After re-gauging the model, I cracked on with modifying what is a well-made toy, mainly with custom-designed parts done on the laser cutter (the yellow and white plastic). Other bits were well and truly robbing the spares box for odds-and-ends; for example the dark blue extension to the front of the boiler is the top off a mayonnaise bottle.
Shooting pics of the finished model was trickier; the garden railway at the in-laws isn't finished enough to use as a suitable backdrop, so I ended up doing the pics in my own back garden with some track resting on some hanging basket liner.
Then just as I was getting the model finished, the KWVR rostered "Big Jim" on service trains... which gave me an idea. I reckoned I could get in a location shoot, incorporating the real loco with the model. I toyed with taking the pic actually at one of the stations, but I guessed the red-tape and health+safety forms would be pretty prohibitive. We've shot pictures on a station before, which needed an escort, health and safety briefings, and all sorts besides, and that was an out-of-use station on a line with no trains running that day. Trying to set up a model on the platform of an active station, with passengers waiting, didn't entice as a prospect.
I'd need a spot where a low wall would allow me to set up some track, and shoot a forced perspective photo. The above spot, near Damems, was the first choice, but there were two problems; first the undergrowth had grown considerably since this shot was taken back in the early Spring, and secondly, there was problem of having to carry a load of stuff quite a long way from the nearest parking space.
The reserve location was up at Oxenhope, where a low wall would give me somewhere to set up a board with the track on. Still a fair slog from the car, but I mugged my Father-in-Law to assist.

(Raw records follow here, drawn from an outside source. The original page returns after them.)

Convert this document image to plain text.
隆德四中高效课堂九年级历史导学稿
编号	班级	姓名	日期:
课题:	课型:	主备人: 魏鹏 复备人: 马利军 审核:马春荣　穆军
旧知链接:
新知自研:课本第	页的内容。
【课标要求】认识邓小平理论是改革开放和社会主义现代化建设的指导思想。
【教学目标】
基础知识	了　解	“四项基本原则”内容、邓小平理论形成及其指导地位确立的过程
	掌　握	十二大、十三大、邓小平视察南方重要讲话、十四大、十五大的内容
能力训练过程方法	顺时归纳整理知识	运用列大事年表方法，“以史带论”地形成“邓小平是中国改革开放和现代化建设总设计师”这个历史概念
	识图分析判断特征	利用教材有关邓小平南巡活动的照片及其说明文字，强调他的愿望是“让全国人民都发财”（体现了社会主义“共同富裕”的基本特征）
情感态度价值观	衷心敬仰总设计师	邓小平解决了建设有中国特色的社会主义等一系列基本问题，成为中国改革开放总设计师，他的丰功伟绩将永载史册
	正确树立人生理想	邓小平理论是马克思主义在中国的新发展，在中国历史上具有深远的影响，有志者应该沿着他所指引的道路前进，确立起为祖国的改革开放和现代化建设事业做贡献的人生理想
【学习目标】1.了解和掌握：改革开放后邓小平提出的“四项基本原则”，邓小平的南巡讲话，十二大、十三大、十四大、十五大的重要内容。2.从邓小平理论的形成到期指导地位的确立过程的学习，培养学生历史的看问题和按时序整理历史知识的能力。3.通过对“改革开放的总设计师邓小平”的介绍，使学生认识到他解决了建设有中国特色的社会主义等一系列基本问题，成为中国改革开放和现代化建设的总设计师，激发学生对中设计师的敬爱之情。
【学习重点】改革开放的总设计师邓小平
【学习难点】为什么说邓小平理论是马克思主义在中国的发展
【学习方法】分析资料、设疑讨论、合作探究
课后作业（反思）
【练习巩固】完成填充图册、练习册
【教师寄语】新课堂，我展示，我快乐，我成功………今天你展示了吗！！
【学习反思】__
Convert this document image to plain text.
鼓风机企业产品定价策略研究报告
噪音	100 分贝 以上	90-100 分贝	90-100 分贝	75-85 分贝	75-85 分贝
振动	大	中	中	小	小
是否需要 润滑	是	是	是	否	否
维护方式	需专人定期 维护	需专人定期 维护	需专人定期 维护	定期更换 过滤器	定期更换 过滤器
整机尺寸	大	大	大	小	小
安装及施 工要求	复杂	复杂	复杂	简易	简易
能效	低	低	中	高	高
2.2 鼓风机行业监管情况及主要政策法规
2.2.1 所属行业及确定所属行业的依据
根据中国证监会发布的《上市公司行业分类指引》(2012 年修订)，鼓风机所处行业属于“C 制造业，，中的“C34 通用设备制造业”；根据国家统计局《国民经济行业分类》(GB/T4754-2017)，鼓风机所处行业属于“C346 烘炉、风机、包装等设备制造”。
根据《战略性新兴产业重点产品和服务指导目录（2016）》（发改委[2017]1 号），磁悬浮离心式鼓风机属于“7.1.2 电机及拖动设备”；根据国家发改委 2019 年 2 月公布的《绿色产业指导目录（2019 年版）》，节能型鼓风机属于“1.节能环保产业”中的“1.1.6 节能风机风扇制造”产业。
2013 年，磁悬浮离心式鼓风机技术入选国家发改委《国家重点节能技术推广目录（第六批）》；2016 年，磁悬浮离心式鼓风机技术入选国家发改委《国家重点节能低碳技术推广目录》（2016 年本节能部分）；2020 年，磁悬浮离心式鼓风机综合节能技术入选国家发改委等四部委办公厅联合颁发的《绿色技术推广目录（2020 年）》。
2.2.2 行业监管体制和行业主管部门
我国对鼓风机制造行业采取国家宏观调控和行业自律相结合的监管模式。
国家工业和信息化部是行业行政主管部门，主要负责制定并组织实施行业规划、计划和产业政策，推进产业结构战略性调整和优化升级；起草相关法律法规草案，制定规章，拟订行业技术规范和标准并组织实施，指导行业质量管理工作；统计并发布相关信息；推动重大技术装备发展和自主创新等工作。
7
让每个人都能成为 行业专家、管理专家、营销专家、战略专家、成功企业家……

I'd only have four trains on one day to work with (the varnish was still drying on the model on the Thursday, and the shoot would have to be the Friday which was the last day the loco was scheduled for that week). Two boards were set up, pre-covered in hanging basket liner and some LGB gauge one track. I added in the coaches from the Hogwarts set too. The lighting wasn't terrific in the morning, but the weather was due to deteriorate by the time the sun would be on the right side of the line in the afternoon.
It did the trick though, and the article on the conversion has been featured in the January 2022 issue of Garden Rail, out now. A fun project, and an unusual photoshoot; I haven't done location pics with miniatures for quite a while, and certainly not one incorporating a real locomotive in a forced perspective shot. I didn't get the scaling quite right this time (though I am happy with the shot), and it might be one to return to at a later date.